The columnist concluded, “It is not every country that can send to obscure, faraway places envoys who are themselves children of that culture. Indeed, Americans are the only people that can do that for practically every country.”

That’s true because ours is a nation of immigrants. Like most folks, I don’t know any Native Americans personally except through reading Tony Hillerman mystery novels or the pages of National Geographic. All the people I know, including the members of my family, are either immigrants to this country or are descended from immigrants.

Krauthammer wrote, “America’s genius has always been assimilation, taking immigrants and turning them into Americans. Yet our current debates on immigration focus on only one side of the issue: the massive waves of illegal immigrants that we seem unable to stop.”

He said critics focus on today’s large number of Hispanic immigrants as though this makes them unable to be assimilated, when “in fact, the percentage of foreign-born people living in America today is significantly below what it was in 1890 and 1910—and those were spectacularly successful immigrations.”

While increased border patrols, guest worker passes and the like will help the illegal situation, he said, they won’t solve the more serious problem of division between Hispanic newcomers and established Americans. What is needed is their assimilation into the fabric of American society, especially through learning to speak, read and write English.

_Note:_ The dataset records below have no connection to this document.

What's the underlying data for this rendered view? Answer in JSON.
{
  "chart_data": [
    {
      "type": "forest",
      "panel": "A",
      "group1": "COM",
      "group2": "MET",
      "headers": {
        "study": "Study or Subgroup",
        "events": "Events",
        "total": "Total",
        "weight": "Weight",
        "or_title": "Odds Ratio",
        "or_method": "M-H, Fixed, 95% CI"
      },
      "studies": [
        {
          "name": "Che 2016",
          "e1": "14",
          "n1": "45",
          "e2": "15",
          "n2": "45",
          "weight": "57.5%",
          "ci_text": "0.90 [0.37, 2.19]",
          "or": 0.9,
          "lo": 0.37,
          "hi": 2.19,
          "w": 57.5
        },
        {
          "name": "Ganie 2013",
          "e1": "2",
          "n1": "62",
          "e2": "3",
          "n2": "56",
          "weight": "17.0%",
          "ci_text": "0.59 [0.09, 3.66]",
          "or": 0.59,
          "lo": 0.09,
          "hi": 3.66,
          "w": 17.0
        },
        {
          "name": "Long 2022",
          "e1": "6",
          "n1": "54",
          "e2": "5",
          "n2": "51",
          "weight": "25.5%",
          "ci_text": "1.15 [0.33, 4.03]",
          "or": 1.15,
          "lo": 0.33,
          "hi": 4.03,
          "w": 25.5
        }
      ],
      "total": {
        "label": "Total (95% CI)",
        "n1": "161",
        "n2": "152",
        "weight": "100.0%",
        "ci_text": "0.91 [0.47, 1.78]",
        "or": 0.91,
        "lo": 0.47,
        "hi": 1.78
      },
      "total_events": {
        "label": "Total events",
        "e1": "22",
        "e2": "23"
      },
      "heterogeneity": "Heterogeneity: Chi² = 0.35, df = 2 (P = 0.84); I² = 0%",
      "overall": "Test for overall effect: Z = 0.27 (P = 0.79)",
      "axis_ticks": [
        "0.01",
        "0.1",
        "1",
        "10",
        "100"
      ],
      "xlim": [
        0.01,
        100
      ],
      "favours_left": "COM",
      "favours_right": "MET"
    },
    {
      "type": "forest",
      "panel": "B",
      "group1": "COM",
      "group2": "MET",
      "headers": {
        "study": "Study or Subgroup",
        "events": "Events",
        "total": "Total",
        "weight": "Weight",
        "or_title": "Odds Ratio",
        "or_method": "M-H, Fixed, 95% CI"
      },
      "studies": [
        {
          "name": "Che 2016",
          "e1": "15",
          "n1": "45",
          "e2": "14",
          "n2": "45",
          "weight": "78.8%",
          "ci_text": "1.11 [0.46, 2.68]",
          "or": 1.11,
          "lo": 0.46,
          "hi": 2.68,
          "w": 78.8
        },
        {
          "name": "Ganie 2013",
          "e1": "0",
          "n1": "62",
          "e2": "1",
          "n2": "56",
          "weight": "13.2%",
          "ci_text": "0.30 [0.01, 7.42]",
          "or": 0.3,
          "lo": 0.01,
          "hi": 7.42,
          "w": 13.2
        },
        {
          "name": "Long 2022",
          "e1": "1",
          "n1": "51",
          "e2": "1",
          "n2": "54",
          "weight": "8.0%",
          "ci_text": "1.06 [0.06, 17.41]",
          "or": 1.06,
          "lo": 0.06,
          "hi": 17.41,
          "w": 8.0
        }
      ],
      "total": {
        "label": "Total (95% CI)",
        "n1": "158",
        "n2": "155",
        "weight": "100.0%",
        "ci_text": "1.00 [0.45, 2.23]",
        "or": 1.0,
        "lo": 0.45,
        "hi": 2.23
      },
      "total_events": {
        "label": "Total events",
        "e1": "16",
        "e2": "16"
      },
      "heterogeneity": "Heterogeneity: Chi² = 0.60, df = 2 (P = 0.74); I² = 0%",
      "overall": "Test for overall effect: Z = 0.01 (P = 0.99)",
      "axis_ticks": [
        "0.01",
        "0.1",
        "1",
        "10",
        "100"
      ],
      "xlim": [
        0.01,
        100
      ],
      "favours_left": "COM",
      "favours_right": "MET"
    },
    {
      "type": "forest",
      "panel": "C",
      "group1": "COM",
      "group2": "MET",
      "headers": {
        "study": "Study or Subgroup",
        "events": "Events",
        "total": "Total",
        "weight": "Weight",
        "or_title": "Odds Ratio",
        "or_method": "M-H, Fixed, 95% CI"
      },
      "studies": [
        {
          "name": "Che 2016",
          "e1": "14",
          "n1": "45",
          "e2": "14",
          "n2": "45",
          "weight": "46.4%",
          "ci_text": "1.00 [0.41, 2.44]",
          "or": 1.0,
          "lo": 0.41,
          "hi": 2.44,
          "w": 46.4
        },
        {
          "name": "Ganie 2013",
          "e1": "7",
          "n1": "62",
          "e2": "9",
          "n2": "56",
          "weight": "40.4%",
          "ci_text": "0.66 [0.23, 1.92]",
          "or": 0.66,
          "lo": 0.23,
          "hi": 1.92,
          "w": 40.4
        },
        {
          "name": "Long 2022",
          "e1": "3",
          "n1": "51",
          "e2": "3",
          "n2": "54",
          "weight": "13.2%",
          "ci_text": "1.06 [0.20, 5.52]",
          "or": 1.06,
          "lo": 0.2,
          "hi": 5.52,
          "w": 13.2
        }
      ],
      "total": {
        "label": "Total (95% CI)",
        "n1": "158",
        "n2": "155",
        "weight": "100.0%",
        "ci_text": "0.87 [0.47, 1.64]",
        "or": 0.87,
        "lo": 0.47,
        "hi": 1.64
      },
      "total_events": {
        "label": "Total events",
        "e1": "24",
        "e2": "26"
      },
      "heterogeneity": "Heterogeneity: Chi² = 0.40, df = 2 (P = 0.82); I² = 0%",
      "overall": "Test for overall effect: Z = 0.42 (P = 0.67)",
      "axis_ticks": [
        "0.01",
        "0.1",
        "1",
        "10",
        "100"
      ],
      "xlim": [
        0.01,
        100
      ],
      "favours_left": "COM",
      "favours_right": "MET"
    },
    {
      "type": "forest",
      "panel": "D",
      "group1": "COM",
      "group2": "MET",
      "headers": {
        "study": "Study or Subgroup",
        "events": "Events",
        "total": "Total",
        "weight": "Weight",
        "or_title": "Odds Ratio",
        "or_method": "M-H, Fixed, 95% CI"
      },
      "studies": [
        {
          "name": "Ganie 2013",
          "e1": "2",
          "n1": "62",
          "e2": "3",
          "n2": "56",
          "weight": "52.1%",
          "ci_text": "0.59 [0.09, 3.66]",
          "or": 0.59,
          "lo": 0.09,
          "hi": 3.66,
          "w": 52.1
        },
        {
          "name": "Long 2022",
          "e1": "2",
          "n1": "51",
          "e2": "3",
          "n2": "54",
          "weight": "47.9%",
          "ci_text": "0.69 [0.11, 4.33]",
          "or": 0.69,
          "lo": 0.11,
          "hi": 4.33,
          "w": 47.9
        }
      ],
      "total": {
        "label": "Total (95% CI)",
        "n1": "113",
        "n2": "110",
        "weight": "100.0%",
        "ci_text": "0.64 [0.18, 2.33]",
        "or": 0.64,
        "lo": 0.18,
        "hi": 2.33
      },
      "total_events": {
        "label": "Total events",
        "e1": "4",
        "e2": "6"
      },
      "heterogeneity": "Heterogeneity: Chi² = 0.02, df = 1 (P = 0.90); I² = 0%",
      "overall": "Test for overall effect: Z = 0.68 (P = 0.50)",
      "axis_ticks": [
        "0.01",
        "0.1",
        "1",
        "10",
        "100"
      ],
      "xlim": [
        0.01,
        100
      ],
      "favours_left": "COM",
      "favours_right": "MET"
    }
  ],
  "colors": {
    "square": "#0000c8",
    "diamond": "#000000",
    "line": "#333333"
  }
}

Certainly, we in the Church can be proud of efforts, such as Archbishop Daniel M. Buechlein’s weekly Criterion column in both Spanish and English, to help Spanish-speaking immigrants. At the same time, many Church agencies are working to teach English to Hispanic parents or to find better-paying jobs, better living arrangements and the like, while their children learn English at school.

Hispanics and other immigrants, as well as we who have been Americans longer, can continue to be proud that we live in a country where every culture, religion, race or language is respected and assimilated into a democratic whole.

God bless America.

(Cynthia Dewes, a member of St. Paul the Apostle Parish in Greencastle, is a regular columnist for The Criterion.)